The Tale Of Mr Pong
I would like to tell you all, the tale of Mr Pong,
well if you think he is oriental,
then I am afraid you are all very wrong.
Well Mr Pong, is a man with a smell,
and if you haven't met him, then it is just as well.
So let me now tell you this very strange tale,
about a man that smells worse than a dungie pale.
He likes to think that he is a man of means,
but the warnings out when his eaten beans.
If you by pass him just give a nod and a wink,
outher wise hold your breath, or you will in inhail the stink.
The dirt on his body reflects on his skin,
if he took a bath he would sink right in.
Too him soap and water are strictly taboo
his feet are rotton and his socks are too.

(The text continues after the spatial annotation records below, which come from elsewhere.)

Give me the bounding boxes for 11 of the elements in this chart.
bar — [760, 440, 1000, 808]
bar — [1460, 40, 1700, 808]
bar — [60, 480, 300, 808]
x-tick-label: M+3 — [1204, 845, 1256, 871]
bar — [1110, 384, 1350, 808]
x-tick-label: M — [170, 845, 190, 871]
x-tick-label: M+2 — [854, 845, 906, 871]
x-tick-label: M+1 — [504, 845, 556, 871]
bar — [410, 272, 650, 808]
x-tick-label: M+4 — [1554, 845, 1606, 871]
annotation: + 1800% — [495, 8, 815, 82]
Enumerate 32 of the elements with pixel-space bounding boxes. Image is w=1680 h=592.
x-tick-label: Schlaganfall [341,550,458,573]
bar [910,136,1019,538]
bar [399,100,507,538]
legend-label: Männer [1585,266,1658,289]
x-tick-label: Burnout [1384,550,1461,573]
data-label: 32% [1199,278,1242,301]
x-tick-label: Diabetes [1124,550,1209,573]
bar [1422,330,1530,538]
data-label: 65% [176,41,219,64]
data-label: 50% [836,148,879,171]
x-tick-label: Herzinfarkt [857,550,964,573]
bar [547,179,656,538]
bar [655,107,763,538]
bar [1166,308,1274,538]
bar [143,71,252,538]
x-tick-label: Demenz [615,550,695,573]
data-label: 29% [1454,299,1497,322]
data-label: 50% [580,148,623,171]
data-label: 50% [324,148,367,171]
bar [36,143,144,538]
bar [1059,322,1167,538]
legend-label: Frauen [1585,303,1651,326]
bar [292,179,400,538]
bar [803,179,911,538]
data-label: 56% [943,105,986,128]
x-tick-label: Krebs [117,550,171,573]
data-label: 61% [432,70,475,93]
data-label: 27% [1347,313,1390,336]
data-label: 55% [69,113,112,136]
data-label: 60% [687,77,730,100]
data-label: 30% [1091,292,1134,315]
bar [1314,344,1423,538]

When he meets his friends, who are very few,
it's a quick hello, then a silent gasp of phew!
No dentist will take him, you may find this rare,
the smell from his breath just pollutes the air.
He is a human stink-bomb, the town's people say,
they all clubed together and brought an insecticide spray.
They all had a whip round, the sky was the limit,
this included a haircut, a short back and trim it.
If you have not met him the man with the pong,
well the chances are, it won't be very long.
Now this is a warning to those with a weak heart,
just keep your distance, when he starts to fart.
Now his water bills are very few,
because he very seldom flushes the loo.
When he opened the windows a hurrican blew
the townsfolk were sick, and up they threw
The toilet overflowed and the sewer sprang a leak
The shop's counted the cost, as they closed for the week.
A job came up, which was his for the taking,
down at the cesspitt, clearing and raking.
In the middle of town there now stands a fan,
that starts automatically at the site of this man.